EKG can occasionally be used to diagnose episodes of coronary vasospasm. However, relying on EKG is not always possible due to the transient nature of coronary vasospasm episodes. Due to the challenge of capturing episodes of coronary vasospasm spontaneously, provocative testing to induce coronary vasospasm during coronary catheterization can be used to make the diagnosis. Provocative testing relies upon the use of pharmacological agents that promote or trigger episodes of vasospasm. Agents commonly administered include ergonovine and acetylcholine. Both pharmacological agents have vasoconstrictive effects on coronary arteries. However, in the clinical setting, provocative testing is not routinely performed. The reason for this is due to the adverse effects of these pharmacological agents.

=== EKG findings ===
When coronary vasospasm causes an artery to undergo complete occlusion, an EKG might show evidence of ST-segment elevation in the leads indicative of that artery's territory. Transient ST-segment depression can also occur, usually in the setting of sub-total occlusion of an artery.

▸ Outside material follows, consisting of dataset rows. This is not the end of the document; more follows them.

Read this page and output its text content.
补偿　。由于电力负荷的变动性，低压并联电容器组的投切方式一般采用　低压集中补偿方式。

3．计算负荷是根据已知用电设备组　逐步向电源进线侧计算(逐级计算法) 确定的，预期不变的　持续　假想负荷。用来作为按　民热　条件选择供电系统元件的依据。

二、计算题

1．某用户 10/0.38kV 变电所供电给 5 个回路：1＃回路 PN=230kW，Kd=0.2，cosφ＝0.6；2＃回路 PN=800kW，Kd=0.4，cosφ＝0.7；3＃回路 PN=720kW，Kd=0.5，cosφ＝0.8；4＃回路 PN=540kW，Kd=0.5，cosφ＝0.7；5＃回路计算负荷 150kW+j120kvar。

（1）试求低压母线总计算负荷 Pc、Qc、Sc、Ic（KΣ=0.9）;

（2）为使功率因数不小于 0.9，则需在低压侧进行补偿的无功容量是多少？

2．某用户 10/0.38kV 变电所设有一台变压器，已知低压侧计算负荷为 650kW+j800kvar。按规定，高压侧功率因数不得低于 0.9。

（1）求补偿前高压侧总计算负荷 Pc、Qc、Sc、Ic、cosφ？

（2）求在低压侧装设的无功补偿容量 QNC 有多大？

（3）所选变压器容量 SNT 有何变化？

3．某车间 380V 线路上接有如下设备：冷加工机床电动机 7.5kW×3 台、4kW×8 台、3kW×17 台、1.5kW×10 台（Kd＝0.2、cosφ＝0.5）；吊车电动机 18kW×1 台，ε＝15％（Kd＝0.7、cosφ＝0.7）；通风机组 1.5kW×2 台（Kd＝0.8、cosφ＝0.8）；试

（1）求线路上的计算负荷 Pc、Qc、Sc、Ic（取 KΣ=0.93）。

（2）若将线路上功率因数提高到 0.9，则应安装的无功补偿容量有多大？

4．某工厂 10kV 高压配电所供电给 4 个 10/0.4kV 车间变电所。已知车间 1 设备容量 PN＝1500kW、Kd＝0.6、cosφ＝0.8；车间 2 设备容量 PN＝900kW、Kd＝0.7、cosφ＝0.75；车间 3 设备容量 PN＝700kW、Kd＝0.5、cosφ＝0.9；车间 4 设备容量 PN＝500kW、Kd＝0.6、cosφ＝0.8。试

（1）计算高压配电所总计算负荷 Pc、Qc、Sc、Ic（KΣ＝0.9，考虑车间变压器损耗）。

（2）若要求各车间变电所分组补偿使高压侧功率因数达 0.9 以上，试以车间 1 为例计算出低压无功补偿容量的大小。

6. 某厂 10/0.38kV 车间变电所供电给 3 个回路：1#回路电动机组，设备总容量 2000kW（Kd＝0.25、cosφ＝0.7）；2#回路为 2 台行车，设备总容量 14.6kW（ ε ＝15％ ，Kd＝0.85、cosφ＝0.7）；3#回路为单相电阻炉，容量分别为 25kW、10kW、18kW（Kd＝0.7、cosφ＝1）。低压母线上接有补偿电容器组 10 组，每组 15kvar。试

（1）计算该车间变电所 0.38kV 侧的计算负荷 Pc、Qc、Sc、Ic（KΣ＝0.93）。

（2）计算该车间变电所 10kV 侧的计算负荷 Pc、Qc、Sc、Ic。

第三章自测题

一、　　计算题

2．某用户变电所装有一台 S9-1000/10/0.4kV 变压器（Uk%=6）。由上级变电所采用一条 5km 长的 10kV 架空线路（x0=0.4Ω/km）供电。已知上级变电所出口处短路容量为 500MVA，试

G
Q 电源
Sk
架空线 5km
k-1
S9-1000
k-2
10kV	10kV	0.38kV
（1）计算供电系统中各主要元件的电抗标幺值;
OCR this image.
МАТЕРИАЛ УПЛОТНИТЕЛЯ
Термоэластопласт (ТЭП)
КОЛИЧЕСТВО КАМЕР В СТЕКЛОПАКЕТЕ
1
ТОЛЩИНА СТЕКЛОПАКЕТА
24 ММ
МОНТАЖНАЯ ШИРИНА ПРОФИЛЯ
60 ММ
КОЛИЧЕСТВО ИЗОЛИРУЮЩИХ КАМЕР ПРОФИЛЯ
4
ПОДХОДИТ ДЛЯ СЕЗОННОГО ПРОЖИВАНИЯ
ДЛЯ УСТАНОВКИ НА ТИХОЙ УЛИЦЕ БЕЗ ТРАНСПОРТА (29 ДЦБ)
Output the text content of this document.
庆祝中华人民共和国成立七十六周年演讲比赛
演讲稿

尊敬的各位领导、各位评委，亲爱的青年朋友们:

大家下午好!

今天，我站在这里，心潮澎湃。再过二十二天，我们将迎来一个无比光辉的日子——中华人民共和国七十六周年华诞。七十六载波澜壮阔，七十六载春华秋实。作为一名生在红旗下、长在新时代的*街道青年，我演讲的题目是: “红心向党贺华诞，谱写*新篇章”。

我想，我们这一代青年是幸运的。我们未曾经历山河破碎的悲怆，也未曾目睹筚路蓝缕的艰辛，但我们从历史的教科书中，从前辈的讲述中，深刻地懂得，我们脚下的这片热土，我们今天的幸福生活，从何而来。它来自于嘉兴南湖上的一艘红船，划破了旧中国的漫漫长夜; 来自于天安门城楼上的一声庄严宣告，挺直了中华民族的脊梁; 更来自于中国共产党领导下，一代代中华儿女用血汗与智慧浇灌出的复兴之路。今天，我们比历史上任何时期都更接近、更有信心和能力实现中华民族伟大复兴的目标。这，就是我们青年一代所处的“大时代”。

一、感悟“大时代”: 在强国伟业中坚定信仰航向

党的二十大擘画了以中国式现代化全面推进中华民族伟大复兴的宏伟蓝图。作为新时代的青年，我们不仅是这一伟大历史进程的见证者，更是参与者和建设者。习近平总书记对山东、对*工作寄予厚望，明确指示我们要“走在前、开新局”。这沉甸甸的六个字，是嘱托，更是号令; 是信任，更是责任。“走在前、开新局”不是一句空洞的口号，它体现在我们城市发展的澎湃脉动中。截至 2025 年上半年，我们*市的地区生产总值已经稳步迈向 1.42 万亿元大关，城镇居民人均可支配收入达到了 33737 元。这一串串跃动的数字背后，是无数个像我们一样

Additional EKG findings in coronary vasospasm include evidence of arrhythmias that might be induced by ischemia: ventricular premature contractions, ventricular tachycardia, ventricular fibrillation, and more.

== History ==
Chest pain due to coronary vasospasm was described in the medical literature by Prinzmetal et al. in 1959. This discovery led to this type of angina being referred to in the literature as Prinzmetal angina. A following study further distinguished this angina from classical angina pectoris due to the fact that the results showed that the patients with chest pain due to coronary vasospasm lacked evidence of atherosclerosis on cardiac catheterization. Angina due to coronary vasospasm is also known as variant angina.

During the 70's and 80's, intense research headed by Dr. Robert A. Chahine resulted in the delineation of Spasm's role in Prinzmetal's angina, allowing for easy identification and effective treatment.

== See also ==

- Myocardial bridge, a common congenital heart anomaly in which one of the coronary arteries tunnels through the heart muscle (myocardium) itself.